Presiden Amerika Serikat (AS) Donald Trump melontarkan peringatan keras kepada Wakil Presiden Venezuela, Delcy Rodriguez. Trump menyebut Rodriguez akan membayar “harga yang lebih besar” jika tidak bersikap kooperatif dengan Negeri Paman Sam.
Dalam sebuah wawancara dengan majalah The Atlantic, Trump menyatakan bahwa Rodriguez, yang saat ini memimpin Venezuela sementara, berpotensi menghadapi konsekuensi yang jauh lebih serius dibandingkan mantan Presiden Nicolas Maduro. Maduro sendiri sebelumnya telah digulingkan oleh intervensi AS.
Ikuti artikel informatif lainnya di Mureks. mureks.co.id
“Jika [Delcy Rodriguez] tidak melakukan hal yang benar, dia akan membayar harga yang sangat besar, mungkin lebih besar daripada Maduro,” kata Trump, seperti dikutip Al Jazeera.
Peringatan ini muncul sebagai respons Trump terhadap apa yang ia sebut sebagai penolakan Rodriguez terhadap intervensi bersenjata AS yang berujung pada penangkapan Maduro. Sebelumnya, Trump sempat memuji Rodriguez pada Sabtu, setelah pasukan AS berhasil menangkap Maduro dan istrinya. Namun, Rodriguez kemudian menegaskan bahwa negaranya akan mempertahankan sumber daya alamnya dan tidak akan bernegosiasi dengan AS.
Pernyataan Rodriguez ini bertentangan langsung dengan klaim yang disampaikan Trump. Menurut pantauan Mureks, Rodriguez tampil tenang dalam konferensi pers di Caracas tak lama setelah pernyataan Trump, dengan tegas menyatakan bahwa Venezuela bukanlah koloni negara mana pun.

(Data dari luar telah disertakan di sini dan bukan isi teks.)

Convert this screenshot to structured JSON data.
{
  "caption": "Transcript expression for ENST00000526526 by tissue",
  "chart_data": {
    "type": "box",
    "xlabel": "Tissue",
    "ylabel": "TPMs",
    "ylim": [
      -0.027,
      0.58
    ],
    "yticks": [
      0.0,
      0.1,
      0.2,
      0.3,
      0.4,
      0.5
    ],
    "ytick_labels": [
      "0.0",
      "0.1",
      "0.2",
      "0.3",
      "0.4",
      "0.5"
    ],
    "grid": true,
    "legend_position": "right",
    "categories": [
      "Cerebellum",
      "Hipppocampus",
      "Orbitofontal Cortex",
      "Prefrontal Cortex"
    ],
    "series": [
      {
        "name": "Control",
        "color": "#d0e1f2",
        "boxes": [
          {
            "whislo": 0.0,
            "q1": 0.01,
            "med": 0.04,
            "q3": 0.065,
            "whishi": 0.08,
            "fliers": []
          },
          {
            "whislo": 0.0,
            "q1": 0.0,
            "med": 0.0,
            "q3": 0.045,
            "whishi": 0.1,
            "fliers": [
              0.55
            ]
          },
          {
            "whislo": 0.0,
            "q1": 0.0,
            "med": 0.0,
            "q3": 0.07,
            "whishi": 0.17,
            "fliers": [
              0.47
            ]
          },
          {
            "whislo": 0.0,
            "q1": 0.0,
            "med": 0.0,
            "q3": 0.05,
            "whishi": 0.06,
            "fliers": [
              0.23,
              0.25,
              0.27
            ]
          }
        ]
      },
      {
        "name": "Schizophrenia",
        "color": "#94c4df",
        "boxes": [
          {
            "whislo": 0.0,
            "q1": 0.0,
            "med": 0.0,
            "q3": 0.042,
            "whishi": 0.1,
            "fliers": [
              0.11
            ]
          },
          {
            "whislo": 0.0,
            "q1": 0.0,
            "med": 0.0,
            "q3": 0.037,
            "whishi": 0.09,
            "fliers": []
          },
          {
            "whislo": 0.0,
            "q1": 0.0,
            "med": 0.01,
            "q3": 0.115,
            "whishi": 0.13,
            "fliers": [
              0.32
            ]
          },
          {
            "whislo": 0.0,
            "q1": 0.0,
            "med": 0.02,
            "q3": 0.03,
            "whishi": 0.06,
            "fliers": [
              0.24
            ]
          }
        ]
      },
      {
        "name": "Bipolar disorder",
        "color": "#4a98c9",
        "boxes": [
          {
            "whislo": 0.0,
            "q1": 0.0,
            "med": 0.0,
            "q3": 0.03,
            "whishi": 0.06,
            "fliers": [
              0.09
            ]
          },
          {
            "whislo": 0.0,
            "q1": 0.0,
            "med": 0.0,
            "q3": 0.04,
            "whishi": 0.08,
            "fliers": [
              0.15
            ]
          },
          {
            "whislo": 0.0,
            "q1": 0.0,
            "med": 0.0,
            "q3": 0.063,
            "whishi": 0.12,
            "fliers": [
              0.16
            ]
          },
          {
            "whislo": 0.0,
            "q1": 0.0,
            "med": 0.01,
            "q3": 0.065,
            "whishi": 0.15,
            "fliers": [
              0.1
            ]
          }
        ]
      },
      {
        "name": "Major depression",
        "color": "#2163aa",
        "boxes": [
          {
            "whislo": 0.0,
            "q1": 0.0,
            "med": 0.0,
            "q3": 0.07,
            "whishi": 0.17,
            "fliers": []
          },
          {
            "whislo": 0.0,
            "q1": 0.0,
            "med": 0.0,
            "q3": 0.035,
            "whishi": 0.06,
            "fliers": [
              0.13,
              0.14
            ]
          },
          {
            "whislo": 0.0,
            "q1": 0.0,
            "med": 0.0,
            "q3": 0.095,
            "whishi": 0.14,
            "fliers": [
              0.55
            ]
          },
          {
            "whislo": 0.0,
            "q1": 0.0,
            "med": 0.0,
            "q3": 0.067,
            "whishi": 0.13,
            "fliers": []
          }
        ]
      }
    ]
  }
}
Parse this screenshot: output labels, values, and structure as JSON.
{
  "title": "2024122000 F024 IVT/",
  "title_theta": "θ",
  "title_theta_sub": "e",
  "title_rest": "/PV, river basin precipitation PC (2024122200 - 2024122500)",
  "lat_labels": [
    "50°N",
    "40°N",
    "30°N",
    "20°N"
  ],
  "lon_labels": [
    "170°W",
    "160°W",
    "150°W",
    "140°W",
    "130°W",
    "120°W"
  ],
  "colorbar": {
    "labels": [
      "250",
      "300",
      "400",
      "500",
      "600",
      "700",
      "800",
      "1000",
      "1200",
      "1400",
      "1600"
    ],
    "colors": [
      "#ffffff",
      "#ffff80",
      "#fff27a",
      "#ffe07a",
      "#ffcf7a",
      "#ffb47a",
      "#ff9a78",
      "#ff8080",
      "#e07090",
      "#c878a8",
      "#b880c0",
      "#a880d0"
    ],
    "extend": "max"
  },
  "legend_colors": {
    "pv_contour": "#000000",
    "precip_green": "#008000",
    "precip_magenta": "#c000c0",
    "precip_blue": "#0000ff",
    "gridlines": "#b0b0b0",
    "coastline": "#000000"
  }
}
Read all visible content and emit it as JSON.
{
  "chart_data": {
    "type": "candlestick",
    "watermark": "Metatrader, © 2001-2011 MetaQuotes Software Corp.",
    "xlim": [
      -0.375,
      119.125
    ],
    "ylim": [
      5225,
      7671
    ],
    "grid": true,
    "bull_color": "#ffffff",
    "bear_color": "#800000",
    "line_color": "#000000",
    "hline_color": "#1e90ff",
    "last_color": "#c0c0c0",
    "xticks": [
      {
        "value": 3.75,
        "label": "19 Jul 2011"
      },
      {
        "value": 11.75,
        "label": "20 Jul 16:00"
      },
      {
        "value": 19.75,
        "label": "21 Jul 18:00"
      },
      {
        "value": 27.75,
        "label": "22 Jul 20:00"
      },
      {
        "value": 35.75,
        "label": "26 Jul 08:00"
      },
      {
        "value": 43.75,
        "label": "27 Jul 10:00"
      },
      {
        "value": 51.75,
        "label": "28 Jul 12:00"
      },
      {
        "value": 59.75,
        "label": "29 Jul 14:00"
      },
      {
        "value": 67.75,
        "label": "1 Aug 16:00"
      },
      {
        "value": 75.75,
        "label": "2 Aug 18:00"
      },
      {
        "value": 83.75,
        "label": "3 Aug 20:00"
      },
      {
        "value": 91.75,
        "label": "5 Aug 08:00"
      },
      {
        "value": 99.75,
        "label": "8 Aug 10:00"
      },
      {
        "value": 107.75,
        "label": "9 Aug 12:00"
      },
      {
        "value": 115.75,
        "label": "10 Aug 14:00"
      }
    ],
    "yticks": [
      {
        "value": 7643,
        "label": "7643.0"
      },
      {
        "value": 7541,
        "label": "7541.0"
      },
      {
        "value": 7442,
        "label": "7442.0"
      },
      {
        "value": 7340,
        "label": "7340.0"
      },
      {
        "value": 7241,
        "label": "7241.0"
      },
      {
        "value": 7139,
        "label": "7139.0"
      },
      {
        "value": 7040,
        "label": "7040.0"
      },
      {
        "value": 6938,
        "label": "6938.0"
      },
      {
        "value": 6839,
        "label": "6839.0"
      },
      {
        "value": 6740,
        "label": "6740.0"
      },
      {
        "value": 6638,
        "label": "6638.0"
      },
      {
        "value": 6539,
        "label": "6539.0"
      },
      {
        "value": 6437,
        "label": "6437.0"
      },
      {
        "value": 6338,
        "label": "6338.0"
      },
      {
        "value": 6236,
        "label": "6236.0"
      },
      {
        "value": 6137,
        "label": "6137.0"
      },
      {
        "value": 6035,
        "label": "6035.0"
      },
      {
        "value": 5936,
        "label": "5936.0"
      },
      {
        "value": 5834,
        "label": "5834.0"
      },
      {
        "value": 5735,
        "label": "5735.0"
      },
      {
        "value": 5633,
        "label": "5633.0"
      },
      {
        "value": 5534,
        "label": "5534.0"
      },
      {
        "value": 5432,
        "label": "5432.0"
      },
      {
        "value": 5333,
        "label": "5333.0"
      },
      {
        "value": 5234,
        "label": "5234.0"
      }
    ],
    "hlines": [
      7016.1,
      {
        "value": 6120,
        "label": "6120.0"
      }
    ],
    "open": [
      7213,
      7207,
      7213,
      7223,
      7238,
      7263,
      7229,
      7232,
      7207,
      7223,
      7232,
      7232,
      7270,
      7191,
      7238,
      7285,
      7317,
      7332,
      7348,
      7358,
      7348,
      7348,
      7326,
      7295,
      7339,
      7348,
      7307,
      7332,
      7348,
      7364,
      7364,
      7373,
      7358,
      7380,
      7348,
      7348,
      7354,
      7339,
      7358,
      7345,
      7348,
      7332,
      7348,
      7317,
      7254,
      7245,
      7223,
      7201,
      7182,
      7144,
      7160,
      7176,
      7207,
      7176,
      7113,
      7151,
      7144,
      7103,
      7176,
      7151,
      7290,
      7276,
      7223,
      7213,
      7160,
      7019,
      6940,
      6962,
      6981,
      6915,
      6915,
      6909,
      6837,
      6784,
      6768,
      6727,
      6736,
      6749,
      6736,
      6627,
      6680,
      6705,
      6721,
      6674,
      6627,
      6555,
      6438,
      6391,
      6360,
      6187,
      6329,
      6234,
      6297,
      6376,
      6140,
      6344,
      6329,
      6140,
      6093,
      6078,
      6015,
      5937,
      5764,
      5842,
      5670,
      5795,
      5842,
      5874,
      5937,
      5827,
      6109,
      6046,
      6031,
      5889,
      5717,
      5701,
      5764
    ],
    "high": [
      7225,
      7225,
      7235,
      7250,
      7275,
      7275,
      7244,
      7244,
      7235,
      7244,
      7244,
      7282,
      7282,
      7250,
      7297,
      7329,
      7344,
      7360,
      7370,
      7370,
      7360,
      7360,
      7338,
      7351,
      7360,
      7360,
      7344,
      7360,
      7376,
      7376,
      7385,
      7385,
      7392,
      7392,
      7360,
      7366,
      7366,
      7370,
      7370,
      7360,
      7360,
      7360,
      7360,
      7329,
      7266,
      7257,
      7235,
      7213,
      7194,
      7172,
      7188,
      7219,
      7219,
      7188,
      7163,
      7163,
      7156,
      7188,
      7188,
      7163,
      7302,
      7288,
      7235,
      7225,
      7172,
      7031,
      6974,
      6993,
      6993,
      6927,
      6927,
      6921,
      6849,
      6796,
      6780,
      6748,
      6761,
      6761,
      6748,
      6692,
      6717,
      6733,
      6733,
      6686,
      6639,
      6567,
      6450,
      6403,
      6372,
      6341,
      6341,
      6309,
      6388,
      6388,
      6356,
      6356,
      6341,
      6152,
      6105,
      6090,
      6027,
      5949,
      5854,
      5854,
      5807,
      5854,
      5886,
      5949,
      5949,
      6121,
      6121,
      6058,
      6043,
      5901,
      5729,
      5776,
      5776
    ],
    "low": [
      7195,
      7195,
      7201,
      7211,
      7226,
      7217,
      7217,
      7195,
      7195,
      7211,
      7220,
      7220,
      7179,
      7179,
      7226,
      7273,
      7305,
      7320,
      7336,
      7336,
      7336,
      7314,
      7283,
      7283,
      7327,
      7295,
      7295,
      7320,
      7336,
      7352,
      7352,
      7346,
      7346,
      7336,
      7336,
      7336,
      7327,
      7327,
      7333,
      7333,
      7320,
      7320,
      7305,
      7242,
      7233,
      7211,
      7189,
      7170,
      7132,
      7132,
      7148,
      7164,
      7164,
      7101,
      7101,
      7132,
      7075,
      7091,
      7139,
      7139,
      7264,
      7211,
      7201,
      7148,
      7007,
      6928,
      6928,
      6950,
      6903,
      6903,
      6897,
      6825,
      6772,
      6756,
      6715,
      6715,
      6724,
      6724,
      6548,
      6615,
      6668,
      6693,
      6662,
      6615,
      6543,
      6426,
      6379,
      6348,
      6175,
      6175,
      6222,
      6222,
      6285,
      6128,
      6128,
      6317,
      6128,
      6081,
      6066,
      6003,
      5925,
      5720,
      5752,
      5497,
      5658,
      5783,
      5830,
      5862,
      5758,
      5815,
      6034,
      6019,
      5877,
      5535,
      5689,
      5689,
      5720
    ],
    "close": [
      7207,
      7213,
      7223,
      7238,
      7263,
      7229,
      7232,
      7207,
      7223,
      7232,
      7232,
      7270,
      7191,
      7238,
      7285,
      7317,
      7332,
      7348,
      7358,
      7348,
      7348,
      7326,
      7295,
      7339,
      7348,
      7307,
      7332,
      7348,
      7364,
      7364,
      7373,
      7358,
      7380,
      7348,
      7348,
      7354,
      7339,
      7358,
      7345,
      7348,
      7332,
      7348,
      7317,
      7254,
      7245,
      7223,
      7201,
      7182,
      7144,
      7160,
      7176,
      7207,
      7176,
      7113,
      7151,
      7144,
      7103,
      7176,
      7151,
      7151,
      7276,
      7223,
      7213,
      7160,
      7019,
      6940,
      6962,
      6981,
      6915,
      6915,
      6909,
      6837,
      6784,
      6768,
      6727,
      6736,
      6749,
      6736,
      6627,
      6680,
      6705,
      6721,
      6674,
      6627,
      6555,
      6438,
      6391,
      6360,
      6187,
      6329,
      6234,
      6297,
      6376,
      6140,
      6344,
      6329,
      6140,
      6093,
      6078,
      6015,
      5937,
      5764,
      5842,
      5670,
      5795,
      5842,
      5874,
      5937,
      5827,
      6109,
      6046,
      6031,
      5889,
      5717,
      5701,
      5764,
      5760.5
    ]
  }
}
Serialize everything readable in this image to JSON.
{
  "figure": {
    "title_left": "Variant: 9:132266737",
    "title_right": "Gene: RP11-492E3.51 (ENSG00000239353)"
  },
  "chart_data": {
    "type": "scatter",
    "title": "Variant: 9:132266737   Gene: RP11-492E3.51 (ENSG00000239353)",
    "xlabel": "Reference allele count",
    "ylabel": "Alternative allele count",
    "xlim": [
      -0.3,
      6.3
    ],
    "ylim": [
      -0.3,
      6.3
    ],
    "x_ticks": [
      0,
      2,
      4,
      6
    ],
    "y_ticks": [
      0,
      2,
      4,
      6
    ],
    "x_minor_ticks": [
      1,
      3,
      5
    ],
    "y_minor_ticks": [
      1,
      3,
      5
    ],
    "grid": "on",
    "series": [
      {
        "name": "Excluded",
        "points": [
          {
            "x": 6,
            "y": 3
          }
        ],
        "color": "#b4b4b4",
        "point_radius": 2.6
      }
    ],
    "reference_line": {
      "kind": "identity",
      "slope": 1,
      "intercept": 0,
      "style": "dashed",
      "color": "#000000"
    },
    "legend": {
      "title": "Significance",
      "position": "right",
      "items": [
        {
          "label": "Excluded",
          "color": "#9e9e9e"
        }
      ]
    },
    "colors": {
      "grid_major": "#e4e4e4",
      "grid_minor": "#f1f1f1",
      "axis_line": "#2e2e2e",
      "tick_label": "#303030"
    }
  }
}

Chris Gilbert, seorang profesor di Universitas Bolivarian Venezuela, kepada Al Jazeera, menjelaskan bahwa Rodriguez menempatkan otoritas pemerintahannya sebagai sesuatu yang berakar pada keterkaitan dengan rakyat serta legitimasi demokratis. Rodriguez juga memaparkan strategi pertahanan yang bertumpu pada aliansi antara militer, rakyat, dan kepolisian, seraya menyinggung mobilisasi milisi di lingkungan-lingkungan di seluruh negeri.
Di sisi lain, Trump membela keputusannya untuk menangkap Maduro dengan kekerasan. Kepada majalah tersebut, Trump mengatakan, “Anda tahu, membangun kembali di sana dan pergantian rezim, apa pun istilahnya, lebih baik daripada kondisi sekarang. Tidak mungkin lebih buruk lagi.”
Trump juga mengisyaratkan bahwa negara-negara lain berpotensi menjadi sasaran intervensi AS di masa mendatang. “Kami memang membutuhkan Greenland, tentu saja,” ujarnya, merujuk pada pulau yang merupakan bagian dari Denmark, negara anggota NATO.